The Life of Captain Marvel #4 cover by Julian Totino Tedesco
The Life of Captain Marvel #4 cover by Julian Totino Tedesco

So, needless to say, The Life of Captain Marvel #4 completely upends the established story of Carol Danvers and the origins of her powers. She is half-Kree by birth instead of by accident. The comic explains that her powers manifested through duress (like Marvel’s mutant) instead of the effects of the Psyche-Magnetron.
Is this a more fitting origin for Carol Danvers? I’d say so, yes. Though I adore the character, Carol’s backstory was always weird and convoluted. That backstory is still a part of her saga, but it’s not the reason she has her incredible powers.
Her family story does now resemble Aquaman’s origins, right down to the warrior princess falling in love with the bay man. The family name of “Ell” also resembles some other comics royalty, not helped by one particular member of that family being called Kara Danvers in everyday life.
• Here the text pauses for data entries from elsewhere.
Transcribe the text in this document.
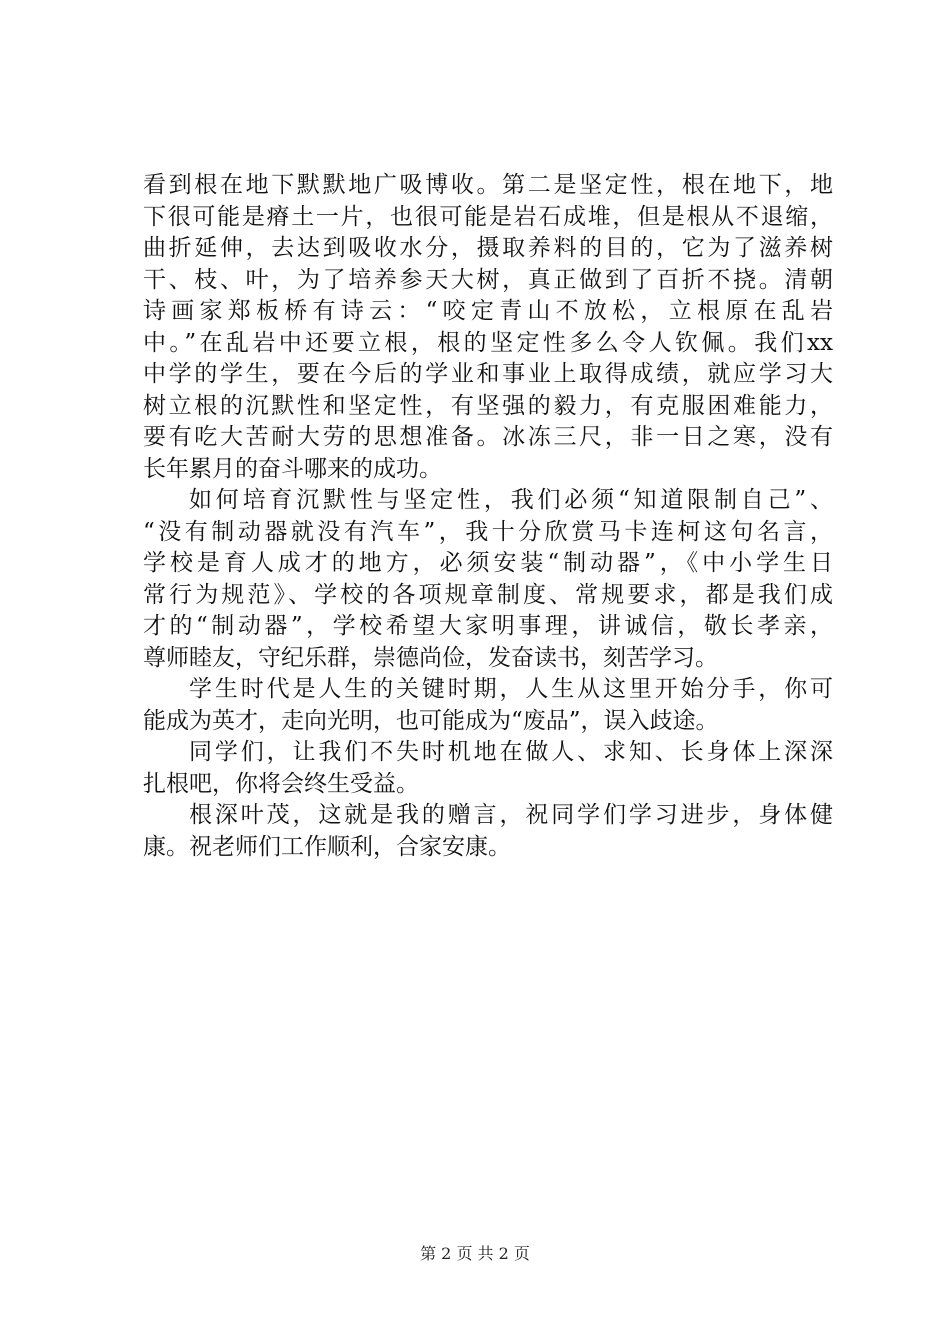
看到根在地下默默地广吸博收。第二是坚定性，根在地下，地
下很可能是瘠土一片，也很可能是岩石成堆，但是根从不退缩，
曲折延伸，去达到吸收水分，摄取养料的目的，它为了滋养树
干、枝、叶，为了培养参天大树，真正做到了百折不挠。清朝
诗画家郑板桥有诗云：“咬定青山不放松，立根原在乱岩
中。”在乱岩中还要立根，根的坚定性多么令人钦佩。我们xx
中学的学生，要在今后的学业和事业上取得成绩，就应学习大
树立根的沉默性和坚定性，有坚强的毅力，有克服困难能力，
要有吃大苦耐大劳的思想准备。冰冻三尺，非一日之寒，没有
长年累月的奋斗哪来的成功。
如何培育沉默性与坚定性，我们必须“知道限制自己”、
“没有制动器就没有汽车”，我十分欣赏马卡连柯这句名言，
学校是育人成才的地方，必须安装“制动器”，《中小学生日
常行为规范》、学校的各项规章制度、常规要求，都是我们成
才的“制动器”，学校希望大家明事理，讲诚信，敬长孝亲，
尊师睦友，守纪乐群，崇德尚俭，发奋读书，刻苦学习。
学生时代是人生的关键时期，人生从这里开始分手，你可
能成为英才，走向光明，也可能成为“废品”，误入歧途。
同学们，让我们不失时机地在做人、求知、长身体上深深
扎根吧，你将会终生受益。
根深叶茂，这就是我的赠言，祝同学们学习进步，身体健
康。祝老师们工作顺利，合家安康。
第 2 页 共 2 页
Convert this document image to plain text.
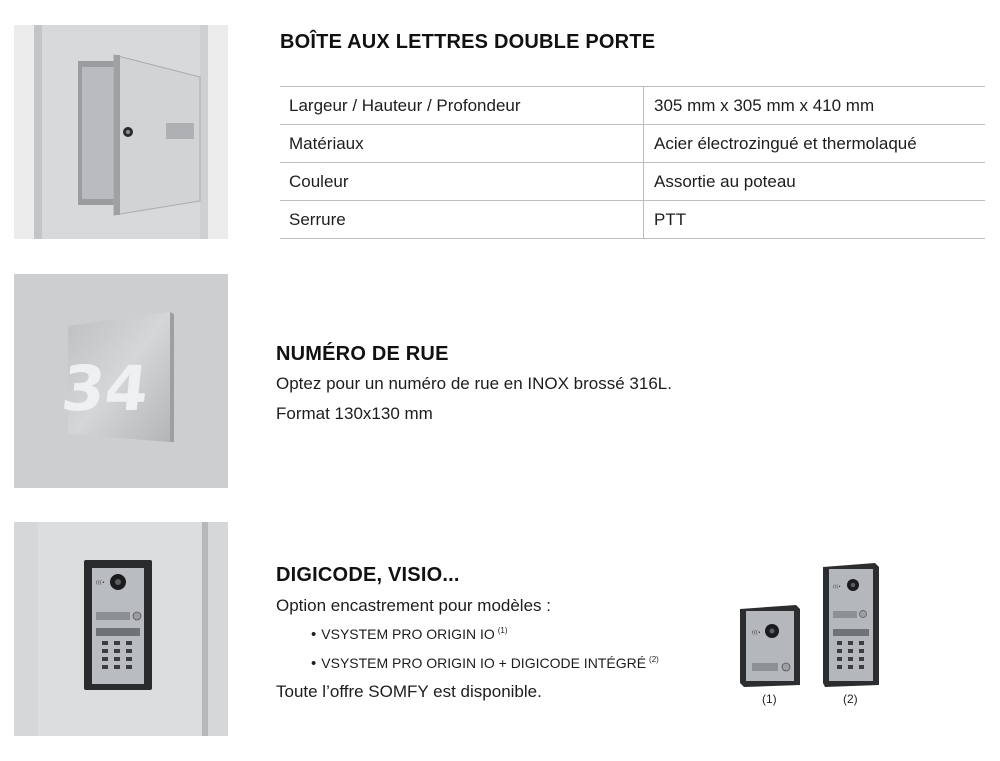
BOÎTE AUX LETTRES DOUBLE PORTE
Largeur / Hauteur / Profondeur	305 mm x 305 mm x 410 mm
Matériaux	Acier électrozingué et thermolaqué
Couleur	Assortie au poteau
Serrure	PTT
34	NUMÉRO DE RUE

Optez pour un numéro de rue en INOX brossé 316L.

Format 130x130 mm

(((•	DIGICODE, VISIO...

Option encastrement pour modèles :

• VSYSTEM PRO ORIGIN IO $^{(1)}$
• VSYSTEM PRO ORIGIN IO + DIGICODE INTÉGRÉ $^{(2)}$

Toute l’offre SOMFY est disponible.

(((•
(((•
(1)	(2)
That said, it’s hard to tell a new superhero story without cribbing something from established canon, for we are eternally responding to the work that surrounds us. What matters is that this is a good story competently told, and the reader can feel for Carol and her mom in the process of this revelation.
The Life of Captain Marvel #4 art by Erica D'Urso and Marcio Menyz
The Life of Captain Marvel #4 art by Erica D’Urso and Marcio Menyz

Carlos Pacheco is now joined by artist Erica D’Urso for the flashback scenes. Both artists this another gorgeous issue of The Life of Captain Marvel. D’Urso’s artwork is a little less textured and dreamlike than Marguerite Sauvage’s contributions to past issues, but it still looks great. Pachecho’s work in the present looks good, but it looks somewhat oily. This seems to be due to less extensive inking from Rafael Fonteriz in the detailing. That said, the book looks good on the whole, Fonteriz does some solid inkwork for much of the book, and Marcio Menyz gives soft and well-balanced coloring work to the comic.
The Life of Captain Marvel #4 is an ambitious redux of Carol Danvers’ story, and the gambit paid off. It’s a compelling read, feels iconically Carol Danvers, and is certainly memorable. The artwork is quite good too, and the comic is worth a read.
The Life of Captain Marvel #4 comes to us from writer Margaret Stohl, artists Carlos Pacheco and Erica D’Urso, inkers Rafael Fonteriz and Erica D’Urso, color artist Marcio Menyz, letterer VC’s Clayton Cowles, cover artist Julian Totino Tedesco, and variant cover artists Jen Bartel and Sujin Jo.